Sayangnya, penghitungan alokasi DAK kepada daerah mempunyai kendala seperti data teknis daerah di berbagai bidang umumnya tidak up-to-date. Lalu, hal inilah yang menyebabkan upaya perhitungan alokasi DAK kepada daerah secara tepat banyak mengalami kendala. Salah satu faktor penyebab kurang tersedianya data yang komprehensif adalah kurang terakomodasinya hasil musyawarah rencana pembangunan (musrenbang) dari tingkat desa hingga tingkat kabupaten/kota.
- Langkah pertama adalah penentuan kabupaten/kota yang berhak menerima DAK berdasarkan Indeks Fiskal Neto (IFN) atau kemampuan keuangan suatu daerah yang bersangkutan (IFN<1 otomatis daerah berhak menerima). Ini merupakan kriteria umum.
- Apabila ada sebuah kabupaten/kota yang tidak memenuhi kriteria umum namun memenuhi salah satu kriteria dari kriteria khusus, yaitu Otonomi Khusus (Otsus) dan daerah tertinggal sebagaimana tercantum dalam undang-undang, seperti Provinsi NAD dan Provinsi Papua (untuk tahun 2007, hanya Papua), daerah tersebut secara otomatis berhak mendapat DAK.
- Dalam langkah ketiga, jika daerah dimaksud tidak termasuk ke dalam wilayah Provinsi NAD atau Provinsi Papua, daerah itu harus melalui proses penentuan berdasarkan langkah kedua kriteria khusus, yakni karakteristik wilayah seperti daerah pesisir, daerah yang berbatasan dengan negara tetangga, daerah terpencil, daerah yang rawan banjir dan tanah longsor, daerah rawan pangan dan daerah pariwisata. Karakteristik wilayah tadi masuk ke dalam Indeks Karakteristik Wilayah (IKW).
- Menggabungkan IFN (setelah dikonversi sesuai dengan arah IKW) dan Indeks Karakteristik Wilayah untuk mendapatkan Indeks Fiskal dan Wilayah (IFW).
- Jika nilai IFW suatu kabupaten/kota lebih dari 1, kabupaten/kota tersebut secara otomatis berhak menerima DAK (walaupun berdasarkan kriteria umum daerah tadi tidak berhak). Apabila nilai IFW suatu daerah kurang dari 1, daerah tersebut tidak berhak menerima DAK.
- Daerah yang berhak menerima DAK adalah daerah yang memenuhi langkah pertama (IFN<1) atau langkah kedua (kabupaten/kota berada pada wilayah provinsi NAD atau Papua, meskipun IFN>1), atau memenuhi langkah kelima, yaitu IFW>1.
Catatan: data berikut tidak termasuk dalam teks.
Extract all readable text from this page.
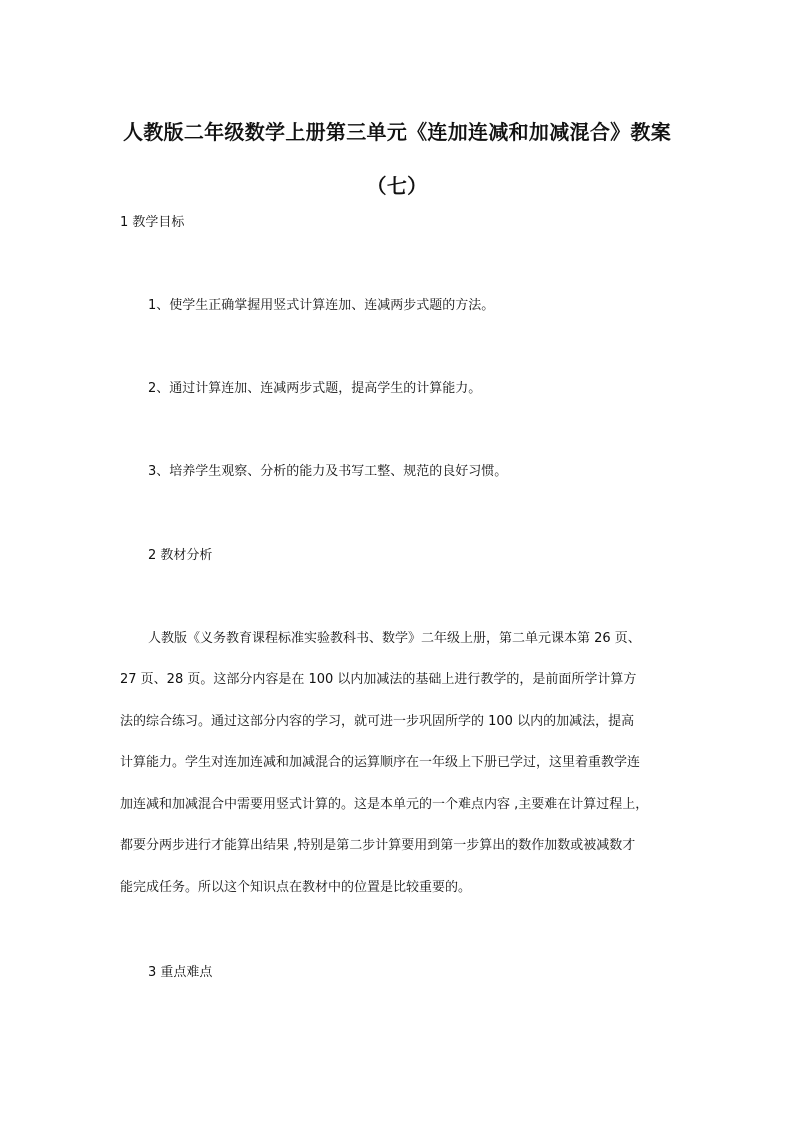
人教版二年级数学上册第三单元《连加连减和加减混合》教案
（七）
1 教学目标
1、使学生正确掌握用竖式计算连加、连减两步式题的方法。
2、通过计算连加、连减两步式题，提高学生的计算能力。
3、培养学生观察、分析的能力及书写工整、规范的良好习惯。
2 教材分析
人教版《义务教育课程标准实验教科书、数学》二年级上册，第二单元课本第 26 页、
27 页、28 页。这部分内容是在 100 以内加减法的基础上进行教学的，是前面所学计算方
法的综合练习。通过这部分内容的学习，就可进一步巩固所学的 100 以内的加减法，提高
计算能力。学生对连加连减和加减混合的运算顺序在一年级上下册已学过，这里着重教学连
加连减和加减混合中需要用竖式计算的。这是本单元的一个难点内容 ,主要难在计算过程上，
都要分两步进行才能算出结果 ,特别是第二步计算要用到第一步算出的数作加数或被减数才
能完成任务。所以这个知识点在教材中的位置是比较重要的。
3 重点难点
- Menghitung Bobot Daerah (BD) dengan cara mengalikan Indeks Fiskal dan Wilayah (IFW) dengan Indeks Kemahalan Konstruksi (IKK).
- Dalam langkah kedelapan, untuk seluruh kabupaten/kota, departemen teknis menghitung Indeks Teknis untuk tiap sektor yang akan menerima DAK.
- Menghitung Bobot Teknis (BT) dengan cara mengalikan Indeks Teknis dengan IKK.
- Menentukan bobot DAK berdasarkan hasil dari penggabungan BD dan BT.
- Setelah mendapatkan bobot DAK, Depkeu kemudian menentukan jumlah DAK untuk tiap kabupaten/kota.